Everything Everything Biography

Everything Everything is an English art rock band that formed in late 2007. They originate from Tynedale, Kent and Guernsey and reside in Manchester.
The band have released three albums to date – 2010's Man Alive, 2013's Arc and 2015's Get To Heaven – and have been widely critically acclaimed. Their work was shortlisted for the Mercury Music Prize and received three nominations for the Ivor Novello Award.

Everything Everything are noted for an extremely eclectic and dynamic style, with complex song construction and dense, detailed lyrics sung in falsetto by Jonathan Higgs. While nominally an alternative rock band with outright pop stylings, the band uses production and rhythmic approaches closer to those of contemporary R&B, glitch pop and electronica (including heavy use of laptop programming and processing) and songwriting approaches similar to those of progressive or psychedelic rock. Critic Paul Lester has compared Everything Everything's sound to "a riot in a melody factory" and compared them to "Timbaland if he cocked an oblique ear to Yes". In the Guardian, Mark Beaumont described the band as "the most intricate, streamlined merging yet of math rock's arch complexities, electronica's 80s obsession and hooks made from mobile phone interference."

When asked about their sound in an interview with UK music blog There Goes the Fear in Leeds in October 2010, singer Jonathan Higgs replied, "We think of it as pop primarily. We try not to make it sound like a lot of things you’ve heard before, not on purpose, but it tends to come out a bit like that. We’re not really interested in copying certain genres or anything, so I guess you’d say it’s unpredictable and sort of surprising." Higgs has counted Nirvana, Radiohead, the Beatles, Destiny's Child, and R. Kelly as some of the band's very eclectic stock of influences.

Bassist Jeremy Pritchard has said the band's intention is "to avoid cliche, or the cliches expected of white men with guitars from Manchester" and sums up their sound as "highly stylised and deracinated – we're influenced by everything except 12-bar blues." He's also commented "There are no genres I can think of that we haven’t learnt something from. We all share a huge number of basic passions like Radiohead, but we all come from different areas of popular music: jazz and funk; modern US R'n'B, prog and krautrock, post-rock/punk/hardcore. And we all love good honest pop. We’re a pop band as far as we're concerned."He's noted that the band's lyrics are "almost always layered with several meanings, and play with puns, quotes or alliteration a fair amount, but never just for the sake of it."

In an interview with the Irish Times, drummer Michael Spearman said "It sounds quite cheesy, but stuff like Destiny’s Child has proven just as important as The Beatles and Radiohead. I suppose that love of R'n'B comes through in a way.

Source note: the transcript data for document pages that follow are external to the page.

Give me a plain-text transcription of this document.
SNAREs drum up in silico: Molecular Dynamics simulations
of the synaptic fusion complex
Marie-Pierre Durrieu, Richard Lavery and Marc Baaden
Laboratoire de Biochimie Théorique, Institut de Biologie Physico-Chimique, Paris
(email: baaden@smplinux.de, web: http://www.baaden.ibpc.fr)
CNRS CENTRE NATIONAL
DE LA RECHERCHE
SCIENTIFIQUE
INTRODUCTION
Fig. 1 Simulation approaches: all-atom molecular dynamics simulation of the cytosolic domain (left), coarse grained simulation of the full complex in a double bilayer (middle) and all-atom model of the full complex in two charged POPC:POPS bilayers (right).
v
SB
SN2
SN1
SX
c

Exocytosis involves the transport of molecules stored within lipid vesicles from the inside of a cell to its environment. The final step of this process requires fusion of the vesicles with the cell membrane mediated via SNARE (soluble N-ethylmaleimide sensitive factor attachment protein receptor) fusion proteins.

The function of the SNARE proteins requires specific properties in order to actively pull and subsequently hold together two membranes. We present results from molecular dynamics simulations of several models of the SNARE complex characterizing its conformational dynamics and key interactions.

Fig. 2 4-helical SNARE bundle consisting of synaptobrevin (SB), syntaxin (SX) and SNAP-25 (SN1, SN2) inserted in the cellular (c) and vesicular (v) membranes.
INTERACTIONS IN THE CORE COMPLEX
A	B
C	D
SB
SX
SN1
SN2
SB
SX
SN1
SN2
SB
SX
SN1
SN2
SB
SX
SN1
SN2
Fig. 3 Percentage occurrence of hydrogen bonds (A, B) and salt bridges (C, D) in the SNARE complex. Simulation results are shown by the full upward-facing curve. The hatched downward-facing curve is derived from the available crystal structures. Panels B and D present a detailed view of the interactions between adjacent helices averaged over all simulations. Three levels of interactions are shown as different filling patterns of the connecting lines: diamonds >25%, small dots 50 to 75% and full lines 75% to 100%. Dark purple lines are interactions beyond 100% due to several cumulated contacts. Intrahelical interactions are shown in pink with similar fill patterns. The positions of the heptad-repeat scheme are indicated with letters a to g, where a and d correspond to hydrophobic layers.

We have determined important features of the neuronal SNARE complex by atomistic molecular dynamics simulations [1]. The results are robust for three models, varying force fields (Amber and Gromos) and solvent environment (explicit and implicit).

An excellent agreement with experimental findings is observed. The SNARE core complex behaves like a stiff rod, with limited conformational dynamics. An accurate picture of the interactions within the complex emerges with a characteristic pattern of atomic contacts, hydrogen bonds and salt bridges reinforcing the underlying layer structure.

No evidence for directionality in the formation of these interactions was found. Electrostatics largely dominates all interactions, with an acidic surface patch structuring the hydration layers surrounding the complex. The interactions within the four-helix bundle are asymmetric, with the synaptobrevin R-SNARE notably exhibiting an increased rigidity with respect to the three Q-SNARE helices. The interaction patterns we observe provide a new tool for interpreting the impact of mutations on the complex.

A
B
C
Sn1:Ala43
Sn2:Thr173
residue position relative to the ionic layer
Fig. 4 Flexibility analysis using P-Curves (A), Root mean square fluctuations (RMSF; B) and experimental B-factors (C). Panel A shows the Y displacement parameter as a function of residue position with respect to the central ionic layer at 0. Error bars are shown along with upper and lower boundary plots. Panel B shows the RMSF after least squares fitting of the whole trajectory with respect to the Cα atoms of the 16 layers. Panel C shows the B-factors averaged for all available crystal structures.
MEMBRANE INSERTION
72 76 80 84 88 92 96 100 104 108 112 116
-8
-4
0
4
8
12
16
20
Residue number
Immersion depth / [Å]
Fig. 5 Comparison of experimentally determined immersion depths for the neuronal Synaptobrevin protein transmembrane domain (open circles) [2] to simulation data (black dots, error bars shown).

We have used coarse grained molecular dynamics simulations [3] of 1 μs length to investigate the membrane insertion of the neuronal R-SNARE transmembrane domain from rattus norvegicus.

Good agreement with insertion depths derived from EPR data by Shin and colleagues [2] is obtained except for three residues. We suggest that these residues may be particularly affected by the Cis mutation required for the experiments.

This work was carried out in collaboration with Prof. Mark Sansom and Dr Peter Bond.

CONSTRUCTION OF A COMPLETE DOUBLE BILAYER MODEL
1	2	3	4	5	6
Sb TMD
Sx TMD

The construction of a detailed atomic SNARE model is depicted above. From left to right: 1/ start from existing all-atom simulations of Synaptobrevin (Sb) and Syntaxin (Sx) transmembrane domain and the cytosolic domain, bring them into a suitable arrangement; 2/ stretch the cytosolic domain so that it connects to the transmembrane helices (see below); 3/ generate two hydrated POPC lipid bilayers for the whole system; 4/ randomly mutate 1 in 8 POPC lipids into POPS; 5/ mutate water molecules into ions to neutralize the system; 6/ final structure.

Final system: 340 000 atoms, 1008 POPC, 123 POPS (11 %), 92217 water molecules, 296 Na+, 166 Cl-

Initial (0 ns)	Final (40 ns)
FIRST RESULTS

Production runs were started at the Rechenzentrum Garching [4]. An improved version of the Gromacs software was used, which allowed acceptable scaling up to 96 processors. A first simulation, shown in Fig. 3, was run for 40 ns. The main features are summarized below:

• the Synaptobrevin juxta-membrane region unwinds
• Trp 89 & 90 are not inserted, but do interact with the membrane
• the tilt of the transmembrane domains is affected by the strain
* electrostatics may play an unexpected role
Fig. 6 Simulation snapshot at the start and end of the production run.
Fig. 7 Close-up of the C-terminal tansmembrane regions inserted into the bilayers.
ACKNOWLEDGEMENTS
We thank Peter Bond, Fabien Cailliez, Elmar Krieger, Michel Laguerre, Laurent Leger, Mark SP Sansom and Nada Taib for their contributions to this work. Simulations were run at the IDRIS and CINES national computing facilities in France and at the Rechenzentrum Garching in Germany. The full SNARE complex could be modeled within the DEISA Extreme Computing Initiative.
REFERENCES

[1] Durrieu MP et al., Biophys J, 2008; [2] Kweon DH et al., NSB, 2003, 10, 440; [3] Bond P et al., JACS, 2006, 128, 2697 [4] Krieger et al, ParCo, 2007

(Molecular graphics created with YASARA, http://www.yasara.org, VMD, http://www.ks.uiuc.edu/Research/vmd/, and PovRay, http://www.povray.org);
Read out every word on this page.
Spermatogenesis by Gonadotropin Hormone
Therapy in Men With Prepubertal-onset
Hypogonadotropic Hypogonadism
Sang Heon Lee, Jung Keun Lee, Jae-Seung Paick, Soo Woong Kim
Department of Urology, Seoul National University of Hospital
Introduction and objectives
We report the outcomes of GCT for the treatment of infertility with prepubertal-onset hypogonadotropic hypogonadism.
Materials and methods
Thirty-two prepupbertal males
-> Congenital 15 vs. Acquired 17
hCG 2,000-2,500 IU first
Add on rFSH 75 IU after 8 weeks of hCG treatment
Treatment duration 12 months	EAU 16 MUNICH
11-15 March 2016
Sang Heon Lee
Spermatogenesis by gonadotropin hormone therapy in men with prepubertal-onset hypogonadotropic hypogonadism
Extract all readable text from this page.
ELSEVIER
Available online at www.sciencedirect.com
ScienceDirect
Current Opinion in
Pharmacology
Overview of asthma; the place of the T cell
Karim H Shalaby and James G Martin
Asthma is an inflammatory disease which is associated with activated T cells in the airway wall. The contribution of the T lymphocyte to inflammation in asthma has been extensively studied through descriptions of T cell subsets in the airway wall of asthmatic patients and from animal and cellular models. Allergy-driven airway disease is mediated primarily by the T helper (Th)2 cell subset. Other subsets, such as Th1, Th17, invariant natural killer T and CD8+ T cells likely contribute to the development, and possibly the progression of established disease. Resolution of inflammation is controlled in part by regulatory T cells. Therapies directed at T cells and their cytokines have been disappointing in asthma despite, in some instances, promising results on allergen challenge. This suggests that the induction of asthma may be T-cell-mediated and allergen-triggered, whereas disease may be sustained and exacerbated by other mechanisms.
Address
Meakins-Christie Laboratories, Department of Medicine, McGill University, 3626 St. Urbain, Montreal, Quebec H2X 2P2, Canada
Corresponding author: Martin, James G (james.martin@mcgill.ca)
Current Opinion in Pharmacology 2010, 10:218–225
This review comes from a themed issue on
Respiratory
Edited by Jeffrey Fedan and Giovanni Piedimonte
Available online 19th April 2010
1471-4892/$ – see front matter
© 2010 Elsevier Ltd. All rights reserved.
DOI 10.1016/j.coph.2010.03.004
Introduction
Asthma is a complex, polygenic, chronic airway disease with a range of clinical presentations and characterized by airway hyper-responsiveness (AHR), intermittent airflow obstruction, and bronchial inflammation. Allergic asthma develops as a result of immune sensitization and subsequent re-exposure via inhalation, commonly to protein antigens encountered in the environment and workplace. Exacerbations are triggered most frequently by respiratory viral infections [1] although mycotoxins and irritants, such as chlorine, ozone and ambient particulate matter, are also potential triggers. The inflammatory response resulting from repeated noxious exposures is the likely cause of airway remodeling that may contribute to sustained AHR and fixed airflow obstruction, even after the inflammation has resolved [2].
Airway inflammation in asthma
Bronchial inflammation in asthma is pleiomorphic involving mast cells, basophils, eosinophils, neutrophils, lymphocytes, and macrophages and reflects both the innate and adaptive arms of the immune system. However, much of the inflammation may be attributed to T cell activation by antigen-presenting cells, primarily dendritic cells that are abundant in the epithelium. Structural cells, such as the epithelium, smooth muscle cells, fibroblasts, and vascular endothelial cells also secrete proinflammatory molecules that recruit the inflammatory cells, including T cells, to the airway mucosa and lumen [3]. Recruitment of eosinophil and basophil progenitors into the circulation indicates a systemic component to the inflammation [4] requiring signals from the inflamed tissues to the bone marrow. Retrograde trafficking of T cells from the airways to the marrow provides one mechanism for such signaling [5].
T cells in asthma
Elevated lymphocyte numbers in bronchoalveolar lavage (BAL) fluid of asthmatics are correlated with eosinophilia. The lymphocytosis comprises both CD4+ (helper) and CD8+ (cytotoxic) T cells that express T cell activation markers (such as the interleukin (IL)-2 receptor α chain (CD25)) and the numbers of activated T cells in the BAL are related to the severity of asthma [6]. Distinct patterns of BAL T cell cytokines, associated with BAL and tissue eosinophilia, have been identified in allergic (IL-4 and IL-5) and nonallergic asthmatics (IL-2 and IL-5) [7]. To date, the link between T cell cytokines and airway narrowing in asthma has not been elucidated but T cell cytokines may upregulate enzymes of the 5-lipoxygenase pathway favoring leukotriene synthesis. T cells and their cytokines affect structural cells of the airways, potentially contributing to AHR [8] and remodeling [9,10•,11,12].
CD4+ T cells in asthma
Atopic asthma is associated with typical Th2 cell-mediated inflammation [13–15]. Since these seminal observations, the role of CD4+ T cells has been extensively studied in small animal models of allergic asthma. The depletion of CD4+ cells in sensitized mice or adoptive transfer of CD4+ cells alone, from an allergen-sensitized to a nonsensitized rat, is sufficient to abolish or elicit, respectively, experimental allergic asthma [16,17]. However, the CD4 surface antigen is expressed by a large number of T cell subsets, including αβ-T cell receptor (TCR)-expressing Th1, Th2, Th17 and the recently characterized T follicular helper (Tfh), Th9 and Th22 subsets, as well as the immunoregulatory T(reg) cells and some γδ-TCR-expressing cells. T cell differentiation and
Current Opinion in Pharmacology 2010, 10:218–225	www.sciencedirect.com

We don't normally say 'we want this song to sound like this or that', we try to be as organic as possible. It's like with The Beatles – they were trying to play the black music of the day, and by doing so, they sort of changed it, it became a different thing. We thought about... trying to get Timbaland in, or something. But we decided against it, because it's a fine line between filtering that music, or just trying to ape it by going to the source of it... We all love Michael Jackson and stuff like that; dance music in general, or just that sort of syncopated music. That's something that connects all of us."

On 17 February 2015, the band released the single "Distant Past" with Zane Lowe on BBC Radio 1 naming it as the 'Hottest Record in the World'. The band's third studio album, Get To Heaven, is due for release on 22 June 2015. BBC Entertainment reporter Mark Savage said: "Ebola, missing airplanes, beheadings, the rise of UKIP. They're not the usual topics for a top 40 chart act, but that's exactly what alt-pop band Everything Everything have been writing about over the past year […] The lyrics were inspired when the Manchester band took a year off from touring, and Higgs started watching rolling news on a loop". Higgs told Savage, "After we'd finished the record, I read the lyrics back and I realised I'd written a horror bible".